Guest Editors: Prof. dr. Tatiana Filatova & Dr. Tina Comes (4TU.RE), Prof. dr. Christoph Hoelscher (FRS), and Dr. Juliet Mian (RS)
Call for papers
The global drivers of social and environmental change including urbanization, population growth, globalization, aging assets, ‘net zero’ and the changing climate are dramatically affecting our critical infrastructure systems. At the same time, they become increasingly inter-connected, digitalized and reliant on emerging technologies. These phenomena occur in the conditions of fragmented decentralized decision-making involving multiple stakeholders, and shifting policy environment and value chains, making top-down decisions and linear planning inadequate.
Therefore, we increasingly question the resilience of coupled Socio-Technical-Environmental (STE) systems. Across a range of applications – water, energy, agriculture, transport, urban sector, health or data & ICT – scholars and practitioners seek to explore how complex STE systems respond to changes by absorbing, learning, adapting and self-organizing. Uncertainty shaped by both chronic stresses and acute shocks challenges the planning, design, implementation and use of infrastructure. Traditionally our physical infrastructure has been designed to be robust and to last for decades, meaning that decisions can be locked-in for the long term. The increasing pressure both on and from the environment, the interests of diverse stakeholders, new and evolving governance structures and social institutions, require a closer look at cross-scale interactions and feedbacks between social, technical and environmental components in these complex systems. Robustness alone is no longer sufficient.

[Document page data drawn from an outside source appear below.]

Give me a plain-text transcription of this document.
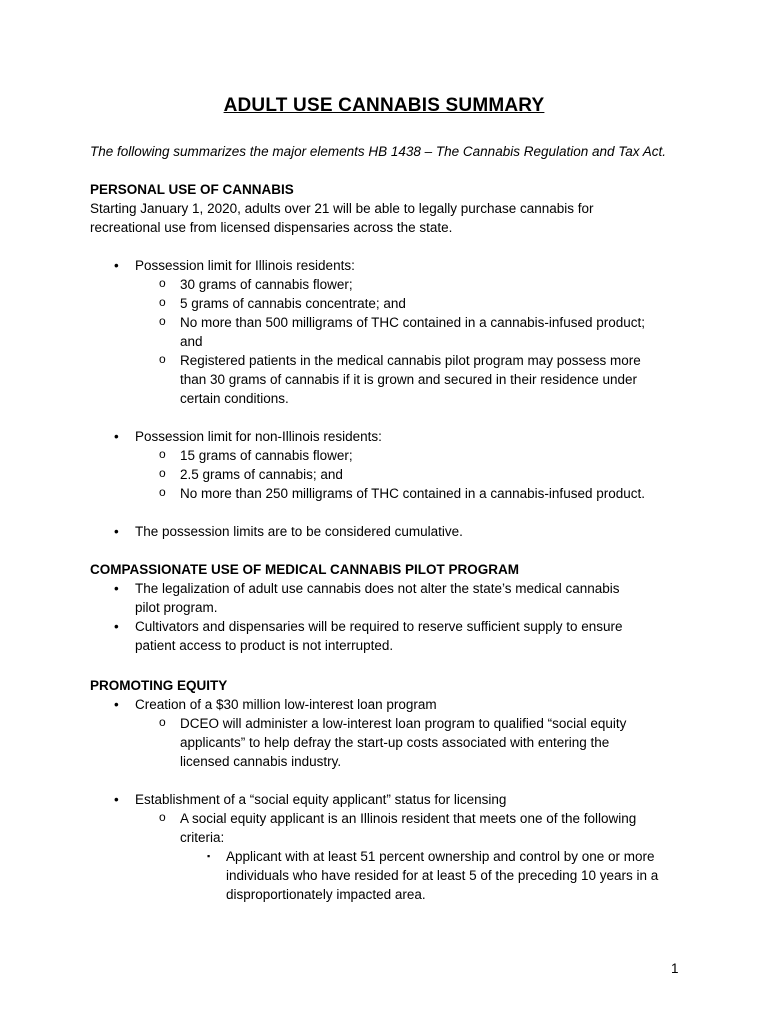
ADULT USE CANNABIS SUMMARY
The following summarizes the major elements HB 1438 – The Cannabis Regulation and Tax Act.

PERSONAL USE OF CANNABIS

Starting January 1, 2020, adults over 21 will be able to legally purchase cannabis for recreational use from licensed dispensaries across the state.

• Possession limit for Illinois residents:
o 30 grams of cannabis flower;
o 5 grams of cannabis concentrate; and
o No more than 500 milligrams of THC contained in a cannabis-infused product; and
o Registered patients in the medical cannabis pilot program may possess more than 30 grams of cannabis if it is grown and secured in their residence under certain conditions.
• Possession limit for non-Illinois residents:
o 15 grams of cannabis flower;
o 2.5 grams of cannabis; and
o No more than 250 milligrams of THC contained in a cannabis-infused product.
• The possession limits are to be considered cumulative.

COMPASSIONATE USE OF MEDICAL CANNABIS PILOT PROGRAM

• The legalization of adult use cannabis does not alter the state’s medical cannabis pilot program.
• Cultivators and dispensaries will be required to reserve sufficient supply to ensure patient access to product is not interrupted.

PROMOTING EQUITY

• Creation of a $30 million low-interest loan program
o DCEO will administer a low-interest loan program to qualified “social equity applicants” to help defray the start-up costs associated with entering the licensed cannabis industry.
• Establishment of a “social equity applicant” status for licensing
o A social equity applicant is an Illinois resident that meets one of the following criteria:
▪ Applicant with at least 51 percent ownership and control by one or more individuals who have resided for at least 5 of the preceding 10 years in a disproportionately impacted area.
1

The goal of this Thematic Issue is to bring together cutting-edge research and international practice to offer insights into the latest scientific modeling methods, gaps, challenges and opportunities and best practice examples relating to operationalizing resilience across a range of STE applications. This Thematic Issue focuses on the modeling aspects across a range of methods (simulation, optimization, data analytics & machine learning, and analytical, statistical, conceptual or participatory modeling) or the use of models for supporting a dialog among practitioners and policy-makers. Case-study oriented, methodological and review articles contributing to the following themes are of particular interest:
- Urban resilience;
- Resilience of agricultural systems;
- Water: clean water and sanitations, flood risk and resilience;
- Energy, particularly the energy transition;
- Resilience of smart and interlinked transportation and mobility systems;
- Business, organizational, logistics and supply chain networks resilience;
- Climate-resilient development of STE systems in light of transformations;
- Resilience and decision-making & planning under uncertainty;
- Data analytics and machine learning to understand social resilience;
- Distributional and ethical aspects of resilience.
We especially welcome contributions that (1) form inter-and transdisciplinary alliances, (2) combine applications across scales, sectors and disciplines (e.g. water-food-energy nexus, mitigation-adaptation nexus), or (3) actively apply resilience concepts in practice. The suggested topics provide a guideline of the scope but should not serve as a limitation. Hence, if you have an idea for a paper that raises an important issue related to the resilience of coupled Socio-Technical-Environmental systems, please contact the Guest Editors or send your expression of interest by submitting the Extended Abstract directly.
Timeline
If you are interested in participating, please email your contact details and intended contribution (title, authors, Extended Abstract) to 4tu-re-secretariat@utwente.nl by December 14th 2020. The Extended Abstracts are 1,000 words plus a bibliography that indicates the literature that the paper will build upon. The participants of the Joint International Resilience Conference 2020 (JIRC2020) are especially encouraged to apply. The Thematic Issues will be shaped based on the open call and the usual peer-review process.
After reviewing the submitted Extended Abstracts, we will invite selected author teams to submit Full Papers (10-12 pages long) by April/May 2021 (exact date still to be determined; note that if you submit your paper earlier, we will immediately forward it to the review process, so there is no further delay).